Fri. May 1st, 2026

South Africa’s Transnet National Ports Authority has signed a 25-year Terminal Operator Agreement with WASAA CEF SOC Ltd to develop and operate a new liquefied petroleum gas terminal at the Port of Durban’s Island View Precinct. The R1.4 billion project, dubbed the LOT 100 Terminal, represents a significant step in expanding the country’s gas and logistics infrastructure.

WASAA CEF SOC Ltd is a joint venture between WASAA and the Central Energy Fund, bringing together a transformation-focused operator and a state-owned energy institution. The partnership aligns infrastructure development with national energy security, investment attraction, and regional trade objectives.

Once completed in 2027, the LOT 100 Terminal will provide 50,000 cubic meters of LPG storage capacity with the ability to dispatch up to 800 cubic meters per hour. The facility will address growing demand in the provinces of KwaZulu-Natal and the Eastern Cape while diversifying South Africa’s LPG import points, which are currently concentrated at Richards Bay, Saldanha Bay, and Port Elizabeth.

Mohammed Abdool, Acting Chief Executive of TNPA, explained that through this 25-year concession agreement, the Port of Durban will enhance its strategic position as a key national logistics hub.

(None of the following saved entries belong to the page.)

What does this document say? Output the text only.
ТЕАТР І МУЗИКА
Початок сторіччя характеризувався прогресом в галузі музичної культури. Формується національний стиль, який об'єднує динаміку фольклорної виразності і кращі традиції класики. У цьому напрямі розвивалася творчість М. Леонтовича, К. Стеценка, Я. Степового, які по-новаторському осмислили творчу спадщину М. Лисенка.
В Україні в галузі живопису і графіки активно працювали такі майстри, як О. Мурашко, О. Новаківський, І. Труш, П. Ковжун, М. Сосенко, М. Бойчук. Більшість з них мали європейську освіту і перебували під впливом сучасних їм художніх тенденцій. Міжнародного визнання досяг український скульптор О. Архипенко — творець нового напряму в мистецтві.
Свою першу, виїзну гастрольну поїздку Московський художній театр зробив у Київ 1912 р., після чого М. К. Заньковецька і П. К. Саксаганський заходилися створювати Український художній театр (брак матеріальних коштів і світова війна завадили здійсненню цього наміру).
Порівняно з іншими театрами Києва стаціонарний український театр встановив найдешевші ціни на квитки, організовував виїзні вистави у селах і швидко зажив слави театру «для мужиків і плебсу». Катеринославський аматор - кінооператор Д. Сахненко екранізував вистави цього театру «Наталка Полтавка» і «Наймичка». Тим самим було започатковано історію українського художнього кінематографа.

He noted that the terminal will benefit the local economy, enable access to clean energy, and help reduce carbon emissions in the energy sector.

The project is expected to reinforce Durban’s role as a leading energy and logistics hub for South Africa and the wider SADC region. It will also support South Africa’s Just Energy Transition by strengthening access to cleaner-burning fuels while advancing the decarbonization of key industrial sectors.

Tshokolo Nchocho, Board Chairperson of TNPA, stated that the Terminal Operator Agreement represents a partnership aligned with national priorities, market demand, and global energy dynamics. He described the development of the first LPG terminal in the Port of Durban as a timely and necessary response to global energy trends. The agreement follows a competitive bidding process conducted under Section 56 of the National Ports Act.